Notre credo : faire bouger des lignes semblant jusque là inamovibles, quasi immuables, remettre en cause une « fatalité » que nous refusons. Nous nous sommes mis alors en mode « bottom up », au sens premier du terme, une logique qui devrait, me semble t’il un peu plus inspirée les états majors parisiens, mais Paris est si loin, loin de tout, pensez 45 minutes en transport en commun !
Voici quelques extraits de la préface du référentiel durable de l’Ancre de lune qui a constitué une étape importante de cette aventure collective. Dix ans après, elle n’a pas pris une ride et me semble totalement légitime pour décrire le projet de ville porté par l’Ancre de lune.
« L’ancre de lune avant d’être un projet urbain, est une aventure humaine et collective au service du lien social de proximité qui témoigne d’une prise de conscience collective de la responsabilité particulière de l’homme envers son environnement.

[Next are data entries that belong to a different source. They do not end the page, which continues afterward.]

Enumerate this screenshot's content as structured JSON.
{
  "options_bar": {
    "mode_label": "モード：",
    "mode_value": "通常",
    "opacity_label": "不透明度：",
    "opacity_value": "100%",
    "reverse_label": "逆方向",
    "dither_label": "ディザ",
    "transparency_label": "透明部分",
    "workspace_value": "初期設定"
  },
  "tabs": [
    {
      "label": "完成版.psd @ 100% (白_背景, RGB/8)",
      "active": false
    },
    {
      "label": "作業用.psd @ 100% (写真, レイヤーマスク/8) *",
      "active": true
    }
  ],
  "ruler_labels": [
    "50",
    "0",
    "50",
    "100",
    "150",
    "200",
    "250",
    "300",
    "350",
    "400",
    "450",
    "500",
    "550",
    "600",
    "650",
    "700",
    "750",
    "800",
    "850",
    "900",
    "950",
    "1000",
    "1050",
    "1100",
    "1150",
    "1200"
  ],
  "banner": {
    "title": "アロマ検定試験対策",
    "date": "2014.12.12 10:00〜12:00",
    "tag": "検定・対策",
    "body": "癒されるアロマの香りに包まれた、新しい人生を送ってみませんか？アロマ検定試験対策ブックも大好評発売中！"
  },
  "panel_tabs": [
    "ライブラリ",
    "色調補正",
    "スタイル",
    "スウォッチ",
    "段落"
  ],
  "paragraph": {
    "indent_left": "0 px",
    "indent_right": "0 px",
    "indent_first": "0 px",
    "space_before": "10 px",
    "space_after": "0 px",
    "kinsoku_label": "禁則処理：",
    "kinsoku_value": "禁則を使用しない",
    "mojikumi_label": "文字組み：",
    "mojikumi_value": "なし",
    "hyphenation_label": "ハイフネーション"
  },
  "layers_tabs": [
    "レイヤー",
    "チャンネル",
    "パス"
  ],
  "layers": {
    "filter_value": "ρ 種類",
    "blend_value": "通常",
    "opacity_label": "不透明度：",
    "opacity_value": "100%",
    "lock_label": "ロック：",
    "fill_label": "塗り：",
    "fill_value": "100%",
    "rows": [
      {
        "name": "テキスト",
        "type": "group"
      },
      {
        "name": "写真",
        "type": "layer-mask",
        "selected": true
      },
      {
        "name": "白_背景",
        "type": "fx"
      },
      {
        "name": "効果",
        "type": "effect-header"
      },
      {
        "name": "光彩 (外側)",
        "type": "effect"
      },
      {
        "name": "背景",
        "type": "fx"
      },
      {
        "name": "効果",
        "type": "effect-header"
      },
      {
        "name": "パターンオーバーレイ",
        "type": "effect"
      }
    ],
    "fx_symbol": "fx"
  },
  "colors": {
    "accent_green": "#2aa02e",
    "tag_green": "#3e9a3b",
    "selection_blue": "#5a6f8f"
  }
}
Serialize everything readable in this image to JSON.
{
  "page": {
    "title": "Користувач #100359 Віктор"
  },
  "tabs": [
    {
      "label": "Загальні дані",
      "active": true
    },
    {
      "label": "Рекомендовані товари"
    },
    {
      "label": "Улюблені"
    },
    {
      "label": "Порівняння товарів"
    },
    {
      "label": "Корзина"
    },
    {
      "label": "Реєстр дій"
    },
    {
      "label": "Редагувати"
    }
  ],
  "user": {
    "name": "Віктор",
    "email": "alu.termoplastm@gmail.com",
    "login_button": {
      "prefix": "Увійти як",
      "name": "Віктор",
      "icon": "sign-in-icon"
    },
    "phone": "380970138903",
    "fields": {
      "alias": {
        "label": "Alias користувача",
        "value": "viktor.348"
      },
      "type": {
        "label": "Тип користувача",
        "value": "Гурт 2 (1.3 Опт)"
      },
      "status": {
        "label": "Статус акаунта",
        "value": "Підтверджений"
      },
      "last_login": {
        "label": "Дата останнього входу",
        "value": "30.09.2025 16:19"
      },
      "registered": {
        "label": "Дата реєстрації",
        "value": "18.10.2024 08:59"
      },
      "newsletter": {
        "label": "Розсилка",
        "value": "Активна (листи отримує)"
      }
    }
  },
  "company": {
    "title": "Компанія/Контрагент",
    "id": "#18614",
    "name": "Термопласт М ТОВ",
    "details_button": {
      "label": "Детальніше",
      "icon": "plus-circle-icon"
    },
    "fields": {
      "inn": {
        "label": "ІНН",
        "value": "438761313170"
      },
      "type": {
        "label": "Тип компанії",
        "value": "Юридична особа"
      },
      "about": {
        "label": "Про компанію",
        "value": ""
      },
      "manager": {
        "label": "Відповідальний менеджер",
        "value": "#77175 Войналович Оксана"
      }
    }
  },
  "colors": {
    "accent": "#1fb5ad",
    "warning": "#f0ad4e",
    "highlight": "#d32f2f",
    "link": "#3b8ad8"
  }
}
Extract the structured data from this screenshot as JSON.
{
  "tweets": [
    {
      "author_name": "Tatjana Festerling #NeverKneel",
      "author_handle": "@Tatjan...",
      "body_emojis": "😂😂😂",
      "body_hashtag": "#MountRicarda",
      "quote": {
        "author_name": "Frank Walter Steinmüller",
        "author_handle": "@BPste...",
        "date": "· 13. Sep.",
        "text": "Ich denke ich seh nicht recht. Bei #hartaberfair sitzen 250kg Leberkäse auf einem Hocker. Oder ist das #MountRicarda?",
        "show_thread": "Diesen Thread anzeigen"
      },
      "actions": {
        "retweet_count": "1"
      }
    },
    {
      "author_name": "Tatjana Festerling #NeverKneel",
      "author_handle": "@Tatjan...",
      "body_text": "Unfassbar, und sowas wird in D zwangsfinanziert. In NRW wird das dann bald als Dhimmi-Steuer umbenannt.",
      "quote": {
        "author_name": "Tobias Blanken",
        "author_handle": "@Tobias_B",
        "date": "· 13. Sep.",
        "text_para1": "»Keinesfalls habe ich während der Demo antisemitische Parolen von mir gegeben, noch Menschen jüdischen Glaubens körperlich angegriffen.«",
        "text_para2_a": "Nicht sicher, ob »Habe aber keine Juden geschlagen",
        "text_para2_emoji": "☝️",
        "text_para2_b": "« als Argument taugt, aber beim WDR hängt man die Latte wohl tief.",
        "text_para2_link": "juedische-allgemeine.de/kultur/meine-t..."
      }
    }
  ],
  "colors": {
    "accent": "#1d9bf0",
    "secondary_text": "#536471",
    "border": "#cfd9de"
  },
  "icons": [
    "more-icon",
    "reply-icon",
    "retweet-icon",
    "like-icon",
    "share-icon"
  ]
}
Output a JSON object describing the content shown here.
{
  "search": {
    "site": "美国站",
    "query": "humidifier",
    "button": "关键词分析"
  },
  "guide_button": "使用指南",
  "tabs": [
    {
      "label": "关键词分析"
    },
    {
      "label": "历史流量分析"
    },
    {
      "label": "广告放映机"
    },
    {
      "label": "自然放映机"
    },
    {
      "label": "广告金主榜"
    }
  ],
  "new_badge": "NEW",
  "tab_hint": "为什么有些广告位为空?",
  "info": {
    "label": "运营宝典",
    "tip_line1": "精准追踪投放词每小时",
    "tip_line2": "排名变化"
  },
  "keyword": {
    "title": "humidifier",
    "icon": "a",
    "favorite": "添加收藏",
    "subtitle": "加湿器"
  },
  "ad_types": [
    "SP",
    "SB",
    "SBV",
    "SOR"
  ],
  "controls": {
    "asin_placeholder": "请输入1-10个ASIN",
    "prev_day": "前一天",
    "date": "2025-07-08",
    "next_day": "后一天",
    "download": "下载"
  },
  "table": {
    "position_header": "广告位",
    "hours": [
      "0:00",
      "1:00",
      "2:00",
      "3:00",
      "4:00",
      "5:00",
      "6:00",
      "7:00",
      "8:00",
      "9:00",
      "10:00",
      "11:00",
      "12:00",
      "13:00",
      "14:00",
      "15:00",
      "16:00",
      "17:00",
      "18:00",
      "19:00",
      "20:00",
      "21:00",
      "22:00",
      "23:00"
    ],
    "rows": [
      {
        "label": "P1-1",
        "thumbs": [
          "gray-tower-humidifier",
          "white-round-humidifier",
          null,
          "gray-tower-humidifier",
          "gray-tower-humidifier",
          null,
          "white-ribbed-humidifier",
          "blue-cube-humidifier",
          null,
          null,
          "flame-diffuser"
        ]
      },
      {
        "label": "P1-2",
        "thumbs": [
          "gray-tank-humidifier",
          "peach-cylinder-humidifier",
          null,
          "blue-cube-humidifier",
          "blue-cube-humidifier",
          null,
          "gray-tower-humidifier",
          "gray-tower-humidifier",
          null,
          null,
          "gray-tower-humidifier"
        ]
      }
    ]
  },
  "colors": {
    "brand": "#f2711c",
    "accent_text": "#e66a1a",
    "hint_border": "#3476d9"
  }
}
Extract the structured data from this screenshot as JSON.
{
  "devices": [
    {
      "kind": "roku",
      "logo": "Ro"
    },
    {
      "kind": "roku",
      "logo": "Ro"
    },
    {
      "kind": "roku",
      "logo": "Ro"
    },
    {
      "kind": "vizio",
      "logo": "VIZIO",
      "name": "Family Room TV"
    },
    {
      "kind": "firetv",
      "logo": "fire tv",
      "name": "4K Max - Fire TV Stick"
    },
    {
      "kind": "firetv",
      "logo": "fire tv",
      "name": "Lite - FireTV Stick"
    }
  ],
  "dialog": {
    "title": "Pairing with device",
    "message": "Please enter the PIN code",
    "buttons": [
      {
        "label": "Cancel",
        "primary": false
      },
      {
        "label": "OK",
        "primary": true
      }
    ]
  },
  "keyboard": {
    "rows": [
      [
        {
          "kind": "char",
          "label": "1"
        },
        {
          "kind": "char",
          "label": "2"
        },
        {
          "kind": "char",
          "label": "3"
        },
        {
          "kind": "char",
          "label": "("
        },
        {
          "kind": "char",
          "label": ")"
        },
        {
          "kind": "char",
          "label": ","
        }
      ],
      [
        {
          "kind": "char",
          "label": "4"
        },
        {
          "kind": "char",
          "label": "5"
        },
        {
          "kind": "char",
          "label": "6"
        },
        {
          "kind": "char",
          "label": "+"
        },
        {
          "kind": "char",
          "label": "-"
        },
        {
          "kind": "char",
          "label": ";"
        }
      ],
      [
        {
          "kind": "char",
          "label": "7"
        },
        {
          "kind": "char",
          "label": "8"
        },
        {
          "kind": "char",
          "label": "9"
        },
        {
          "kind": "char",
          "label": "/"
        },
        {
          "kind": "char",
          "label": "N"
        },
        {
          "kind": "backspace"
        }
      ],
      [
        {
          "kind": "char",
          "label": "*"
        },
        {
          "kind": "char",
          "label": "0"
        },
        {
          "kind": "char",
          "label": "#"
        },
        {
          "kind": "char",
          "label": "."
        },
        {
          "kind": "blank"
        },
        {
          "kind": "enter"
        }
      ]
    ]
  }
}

L’approche initiée, l’implication des élus, la qualité et la diversité des partenariats noués, le niveau d’exigence recherché, l’étendue et la transversalité des thématiques abordées, la volonté de faire de ce futur quartier un véritable espace d’innovation constituent autant d’éléments qui en font déjà, un éco quartier « référence ».
L’ambition est d’en faire, non un territoire d’exception, mais une terre de diffusion et de partage, ayant la capacité de rétroagir sur la ville, et plus globalement sur le territoire, tel les rhizomes de la « Ville Durable » dont les éco quartiers constituent la première manifestation visible.
Si jusqu’à présent en matière environnementale nous pouvions nous contenter de bons sentiments, chacun sait désormais que l’état de la planète nécessite des résultats urgents et surtout tangibles. Plus que jamais, nous devons penser global tout en agissant localement, et nous concentrer sur les priorités liées directement à l’empreinte écologique et à la réduction des émissions des Gaz à Effet de Serre (GES).
Demeurons vigilants. Limiter la problématique des éco quartiers à une somme de «gestes techniques» est un non-sens, tant le sujet dépasse de loin le filtre réducteur de la seule performance technologique dont beaucoup reviennent aujourd’hui.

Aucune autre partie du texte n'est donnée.